The Liar’s Dividend isn’t just a hypothetical situation for law professors, it’s already playing out in the real world in both political and legal scenarios. One of the first was in early 2023. According to the New York Times, early images of the Israel-Hamas war in the Gaza Strip were accused of being AI-generated online, despite AI specialists concluding that most of the images were authentic. Spanish foreign minister Alfonso Dastis claimed video and images of police violence in Catalonia were faked by AI, according to Catalan News. Both this incident and the hypothetical I opened this article with show how the Liar’s Dividend will be especially impactful in cases of police violence. NPR describes a recent lawsuit about the death of a man driving a Tesla in which Elon Musk’s attorneys have claimed that videos of him boasting about the safety of Tesla’s self-driving cars are AI deepfakes. The same article also mentions that two defendants from the January 6th riots claimed that videos and images showing them at the Capitol were AI-generated. Each of these scenarios show the threat of generative AI is not simply the fabrication of evidence, but the systematic erosion of our ability to determine what is real and what is not.

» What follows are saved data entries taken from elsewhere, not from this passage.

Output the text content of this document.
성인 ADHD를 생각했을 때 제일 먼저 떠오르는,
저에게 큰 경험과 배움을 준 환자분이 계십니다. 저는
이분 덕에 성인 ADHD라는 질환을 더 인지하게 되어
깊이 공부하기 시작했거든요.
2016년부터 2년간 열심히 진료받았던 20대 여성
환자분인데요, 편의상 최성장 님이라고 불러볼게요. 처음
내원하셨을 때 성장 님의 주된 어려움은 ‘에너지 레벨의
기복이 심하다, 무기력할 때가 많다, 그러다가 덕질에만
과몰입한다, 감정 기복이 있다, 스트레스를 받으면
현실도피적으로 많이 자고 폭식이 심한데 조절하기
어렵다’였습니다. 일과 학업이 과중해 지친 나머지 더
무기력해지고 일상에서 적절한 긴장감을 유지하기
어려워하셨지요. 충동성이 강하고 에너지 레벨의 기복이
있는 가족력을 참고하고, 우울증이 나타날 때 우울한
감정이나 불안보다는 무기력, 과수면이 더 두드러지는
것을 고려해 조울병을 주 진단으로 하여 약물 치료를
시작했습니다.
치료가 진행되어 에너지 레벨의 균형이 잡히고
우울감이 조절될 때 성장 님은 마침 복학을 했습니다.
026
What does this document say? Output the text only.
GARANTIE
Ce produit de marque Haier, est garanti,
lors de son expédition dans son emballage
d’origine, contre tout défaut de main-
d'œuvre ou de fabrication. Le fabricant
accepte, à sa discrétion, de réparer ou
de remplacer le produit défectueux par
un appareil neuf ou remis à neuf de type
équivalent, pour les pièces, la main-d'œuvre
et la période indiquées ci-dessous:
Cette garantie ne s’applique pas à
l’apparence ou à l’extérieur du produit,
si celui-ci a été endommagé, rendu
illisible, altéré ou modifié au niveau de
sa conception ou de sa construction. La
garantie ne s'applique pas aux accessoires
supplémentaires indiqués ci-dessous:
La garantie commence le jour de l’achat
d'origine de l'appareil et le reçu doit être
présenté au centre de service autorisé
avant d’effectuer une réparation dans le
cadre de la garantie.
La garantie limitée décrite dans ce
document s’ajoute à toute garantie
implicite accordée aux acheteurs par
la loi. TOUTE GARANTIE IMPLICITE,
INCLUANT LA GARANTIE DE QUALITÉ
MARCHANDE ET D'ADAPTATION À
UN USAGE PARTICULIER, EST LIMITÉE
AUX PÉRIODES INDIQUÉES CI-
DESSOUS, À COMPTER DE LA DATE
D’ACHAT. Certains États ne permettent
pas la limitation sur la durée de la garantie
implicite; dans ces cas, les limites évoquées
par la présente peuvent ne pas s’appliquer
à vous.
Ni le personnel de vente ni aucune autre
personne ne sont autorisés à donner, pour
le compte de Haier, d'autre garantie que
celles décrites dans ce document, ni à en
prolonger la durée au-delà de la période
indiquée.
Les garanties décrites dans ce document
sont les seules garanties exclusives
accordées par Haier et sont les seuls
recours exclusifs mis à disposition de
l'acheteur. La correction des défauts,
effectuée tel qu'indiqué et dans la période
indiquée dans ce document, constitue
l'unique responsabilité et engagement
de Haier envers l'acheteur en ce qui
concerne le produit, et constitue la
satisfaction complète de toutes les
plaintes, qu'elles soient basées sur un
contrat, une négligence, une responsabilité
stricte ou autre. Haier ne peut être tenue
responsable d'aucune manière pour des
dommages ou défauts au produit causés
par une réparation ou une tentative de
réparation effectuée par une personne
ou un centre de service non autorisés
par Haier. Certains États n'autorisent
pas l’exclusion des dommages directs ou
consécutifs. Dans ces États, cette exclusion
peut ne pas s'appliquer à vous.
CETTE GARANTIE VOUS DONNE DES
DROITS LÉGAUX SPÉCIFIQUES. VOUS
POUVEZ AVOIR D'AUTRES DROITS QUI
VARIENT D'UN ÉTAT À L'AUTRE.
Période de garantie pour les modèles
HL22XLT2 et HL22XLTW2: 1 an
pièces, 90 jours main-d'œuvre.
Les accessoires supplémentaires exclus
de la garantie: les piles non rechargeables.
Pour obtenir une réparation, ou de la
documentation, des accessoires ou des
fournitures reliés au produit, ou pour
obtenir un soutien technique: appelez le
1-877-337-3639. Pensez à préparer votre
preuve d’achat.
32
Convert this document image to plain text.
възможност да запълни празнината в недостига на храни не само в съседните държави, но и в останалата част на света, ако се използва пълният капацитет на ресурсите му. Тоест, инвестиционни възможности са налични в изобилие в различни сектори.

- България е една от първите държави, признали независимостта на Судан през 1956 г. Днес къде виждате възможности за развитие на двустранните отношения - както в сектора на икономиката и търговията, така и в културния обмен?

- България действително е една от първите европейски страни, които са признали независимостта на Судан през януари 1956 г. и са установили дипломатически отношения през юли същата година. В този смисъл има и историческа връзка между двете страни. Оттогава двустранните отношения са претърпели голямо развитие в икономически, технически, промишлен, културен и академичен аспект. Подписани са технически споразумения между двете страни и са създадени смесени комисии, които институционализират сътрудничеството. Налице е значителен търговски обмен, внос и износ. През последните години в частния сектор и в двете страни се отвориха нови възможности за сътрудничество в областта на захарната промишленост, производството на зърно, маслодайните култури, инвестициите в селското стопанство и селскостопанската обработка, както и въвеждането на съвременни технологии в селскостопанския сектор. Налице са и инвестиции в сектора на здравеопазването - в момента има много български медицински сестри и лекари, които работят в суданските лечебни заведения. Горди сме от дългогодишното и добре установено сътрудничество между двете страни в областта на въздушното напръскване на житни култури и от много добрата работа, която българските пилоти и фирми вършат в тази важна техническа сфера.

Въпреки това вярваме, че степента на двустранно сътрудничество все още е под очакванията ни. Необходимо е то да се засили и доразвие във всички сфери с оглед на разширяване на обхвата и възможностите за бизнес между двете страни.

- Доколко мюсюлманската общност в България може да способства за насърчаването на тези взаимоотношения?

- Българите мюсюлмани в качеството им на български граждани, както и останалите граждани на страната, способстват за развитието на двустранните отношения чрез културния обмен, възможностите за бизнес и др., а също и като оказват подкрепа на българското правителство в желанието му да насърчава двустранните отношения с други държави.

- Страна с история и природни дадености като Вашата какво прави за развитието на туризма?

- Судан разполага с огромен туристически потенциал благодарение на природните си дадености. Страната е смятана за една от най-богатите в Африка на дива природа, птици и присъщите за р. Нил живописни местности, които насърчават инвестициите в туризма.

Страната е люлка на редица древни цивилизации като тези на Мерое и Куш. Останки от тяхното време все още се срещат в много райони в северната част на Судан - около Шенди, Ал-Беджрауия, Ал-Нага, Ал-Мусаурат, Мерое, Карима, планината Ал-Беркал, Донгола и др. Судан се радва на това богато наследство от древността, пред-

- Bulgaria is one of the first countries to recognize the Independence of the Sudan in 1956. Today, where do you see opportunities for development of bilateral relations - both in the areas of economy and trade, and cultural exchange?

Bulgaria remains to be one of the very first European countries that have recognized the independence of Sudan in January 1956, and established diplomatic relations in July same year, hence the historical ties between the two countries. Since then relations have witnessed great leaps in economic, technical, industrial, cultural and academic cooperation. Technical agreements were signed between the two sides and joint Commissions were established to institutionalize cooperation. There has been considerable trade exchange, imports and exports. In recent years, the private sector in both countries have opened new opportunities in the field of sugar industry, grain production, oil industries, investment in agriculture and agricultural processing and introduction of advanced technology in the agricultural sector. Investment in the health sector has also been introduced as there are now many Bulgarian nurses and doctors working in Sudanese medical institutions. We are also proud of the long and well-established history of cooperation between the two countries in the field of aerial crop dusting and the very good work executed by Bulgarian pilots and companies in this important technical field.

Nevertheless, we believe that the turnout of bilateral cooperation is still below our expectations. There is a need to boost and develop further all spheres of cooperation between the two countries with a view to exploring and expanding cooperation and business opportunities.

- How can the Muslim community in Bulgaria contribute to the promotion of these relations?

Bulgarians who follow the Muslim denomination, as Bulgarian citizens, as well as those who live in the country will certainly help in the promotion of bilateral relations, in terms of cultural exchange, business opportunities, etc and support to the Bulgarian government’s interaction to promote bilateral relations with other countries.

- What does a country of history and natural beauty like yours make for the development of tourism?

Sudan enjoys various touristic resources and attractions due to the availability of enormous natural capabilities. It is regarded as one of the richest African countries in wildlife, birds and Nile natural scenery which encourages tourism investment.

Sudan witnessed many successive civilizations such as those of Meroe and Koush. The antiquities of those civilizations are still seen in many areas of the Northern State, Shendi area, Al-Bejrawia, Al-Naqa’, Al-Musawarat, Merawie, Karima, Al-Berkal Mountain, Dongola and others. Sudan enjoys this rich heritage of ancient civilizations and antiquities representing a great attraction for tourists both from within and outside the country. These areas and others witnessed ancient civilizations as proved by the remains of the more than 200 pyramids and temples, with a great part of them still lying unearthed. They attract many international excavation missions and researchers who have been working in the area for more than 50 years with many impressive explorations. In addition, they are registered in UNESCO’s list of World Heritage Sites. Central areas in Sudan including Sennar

AI deepfakes are already increasing in prevalence, becoming more difficult to tell apart from real images and can have real consequences for photographic evidence. Shifts are already starting to take place to account for both possibilities of AI images being mistaken for real ones and real images being dismissed as AI. According to the Brennan Center for Justice, camera technology is being adapted to add irremovable signatures to the metadata of real images that will distinguish them from AI and edited images. However, it will be challenging even for tech companies, image originators and media companies to all be on the same page for image authentication. Another challenge is determining how to authenticate evidence used in the courtroom. Federal Rule of Evidence 901 states that evidence must be authenticated and trustworthy before it can be admitted. This could potentially create a conflict when it comes to establishing a burden of proof for AI-generated images. Will the party submitting the evidence have to prove their authenticity, or will a challenging party have to prove they are AI-generated? This has yet to be decided, but it is certain that the legal system will struggle to keep pace with the rapidly developing AI models.
The Liar’s Dividend doesn’t harm all cases equally. This can already be seen in how juries are currently adapting to the challenge of authenticating evidence. According to Stanford Internet Observatory researcher Riana Pfefferkorn, juries and lawyers could start demanding more evidence to prove authentication. This gives the upper hand to defendants who can afford experts to testify about the authenticity of evidence. This compounds the issue that the Liar’s Dividend affects people who are already socially marginalized. Cases like domestic abuse, police violence, and human rights violations often have photographic evidence as the only evidence. In cases like these, the Liar’s Dividend can serve as racial or social confirmation bias to show that victims of the crimes are untrustworthy. All of these factors combined demonstrate how the erosion of trust in visual evidence will disproportionately harm the most vulnerable members of society.
The rise of generative AI and the Liar’s Dividend have clear ramifications for both the legal and political spheres. As models like Gemini and ChatGPT become more sophisticated, the challenges for courts to verify evidence will only become greater. Generative AI is creating unique challenges for courts systems, especially for cases involving marginalized individuals. It raises serious doubts about the future of photographic evidence and how both juries and ordinary citizens will recognize what is real and what is not.